Der Neoliberalismus ist jenes ökonomische Konzept, das in den 1980er-Jahren der sozialen Marktwirtschaft ein Ende setzte. Entworfen von Milton Friedman an der Universität von Chicago, setzte es radikal auf die Idee, dass der Staat alle Aufgaben abstossen sollte, mit welchen in irgendeiner Form Geld verdient werden kann. Privatisierungen am laufenden Band und Abbau des Service publique waren die Folge. Gleichzeitig unterzogen sich die Staaten einer Selbstentwertung, indem sie nach und nach das Mantra der Privaten übernahmen, dass diese sowieso alles besser könnten (Corona hat mittlerweile gezeigt, wie gut die Privaten funktionieren ohne die öffentliche Hand…). Freiwillig strecken die Staaten die Waffen. Das Beispiel der schweizerischen E-ID führt es uns vor: Der Bund bekennt, er sei gar nicht in der Lage, ein so komplexes elektronisches Problem wie dasjenige der E-ID zu lösen (obwohl Estland es kann und sogar – man staune! – die Kantone Zug und Schaffhausen).

Das ist selbstverständlich Schwachsinn.

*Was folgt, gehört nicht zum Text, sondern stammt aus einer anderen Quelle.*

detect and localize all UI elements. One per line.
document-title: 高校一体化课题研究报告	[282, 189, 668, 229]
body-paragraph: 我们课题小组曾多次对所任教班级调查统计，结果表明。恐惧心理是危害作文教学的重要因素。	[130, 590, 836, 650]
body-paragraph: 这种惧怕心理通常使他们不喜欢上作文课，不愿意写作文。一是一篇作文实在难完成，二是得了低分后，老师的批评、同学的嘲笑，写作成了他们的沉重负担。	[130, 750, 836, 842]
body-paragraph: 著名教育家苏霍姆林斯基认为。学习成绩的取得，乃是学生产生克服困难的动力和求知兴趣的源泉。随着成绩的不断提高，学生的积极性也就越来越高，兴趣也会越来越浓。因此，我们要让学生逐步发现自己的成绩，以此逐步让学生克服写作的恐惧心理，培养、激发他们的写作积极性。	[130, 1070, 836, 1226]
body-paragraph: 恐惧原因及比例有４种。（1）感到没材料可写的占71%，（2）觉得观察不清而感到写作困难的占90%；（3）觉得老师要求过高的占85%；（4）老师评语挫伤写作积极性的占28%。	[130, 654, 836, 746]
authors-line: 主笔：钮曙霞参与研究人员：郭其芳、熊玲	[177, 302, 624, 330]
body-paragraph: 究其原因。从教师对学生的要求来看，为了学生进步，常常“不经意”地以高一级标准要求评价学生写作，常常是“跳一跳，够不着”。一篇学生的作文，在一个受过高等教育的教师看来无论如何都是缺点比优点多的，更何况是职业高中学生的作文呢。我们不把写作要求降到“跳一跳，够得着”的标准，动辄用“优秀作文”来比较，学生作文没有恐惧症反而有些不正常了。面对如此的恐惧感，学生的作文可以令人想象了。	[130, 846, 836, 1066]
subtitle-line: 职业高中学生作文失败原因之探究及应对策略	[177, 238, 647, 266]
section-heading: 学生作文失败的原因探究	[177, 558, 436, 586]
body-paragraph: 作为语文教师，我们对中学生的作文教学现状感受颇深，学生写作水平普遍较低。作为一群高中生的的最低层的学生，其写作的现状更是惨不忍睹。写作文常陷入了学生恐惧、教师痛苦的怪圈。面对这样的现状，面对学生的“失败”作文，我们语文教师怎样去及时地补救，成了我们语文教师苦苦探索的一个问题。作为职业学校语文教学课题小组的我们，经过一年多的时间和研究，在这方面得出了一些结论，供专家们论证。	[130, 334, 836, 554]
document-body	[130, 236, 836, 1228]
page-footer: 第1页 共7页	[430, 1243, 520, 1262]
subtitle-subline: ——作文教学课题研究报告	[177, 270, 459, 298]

Denn wenn es so wäre, dann bedeutete dies in einer Zeit der galoppierenden Digitalisierung nichts Geringeres als die Selbstaufgabe des Staates. Wäre es wahr, dann müssten sich die Staaten auf die Funktion der Verwaltung der Dinge zurückziehen, dem arbeitstätigen Teil der Bevölkerung die Steuern abnehmen (und dafür die Unternehmenssteuern senken) und den Konzernen alle Wünsche von den Augen ablesen.

Wollen wir das? Gewiss nicht. Aber exakt das ist es, was die mächtigsten Teile der Wirtschaft anstreben. Und je mehr Aufgaben sie von den Staaten übernehmen, desto unfähiger werden diese, überhaupt noch irgendwelche Sachleistungen zu bewältigen. So liefert sich der Staat Schritt für Schritt der Wirtschaft aus – immer mit dem von den Konzernen gewünschten Effekt, die Umverteilung von unten nach oben voranzutreiben. Oxfam, ein internationaler Verbund von Entwicklungsorganisationen, spricht vom «Virus der Ungleichheit», wenn wir diesen neoliberalen Projekten nicht endlich den Riegel schieben. Eine Impfung wäre dringend angesagt.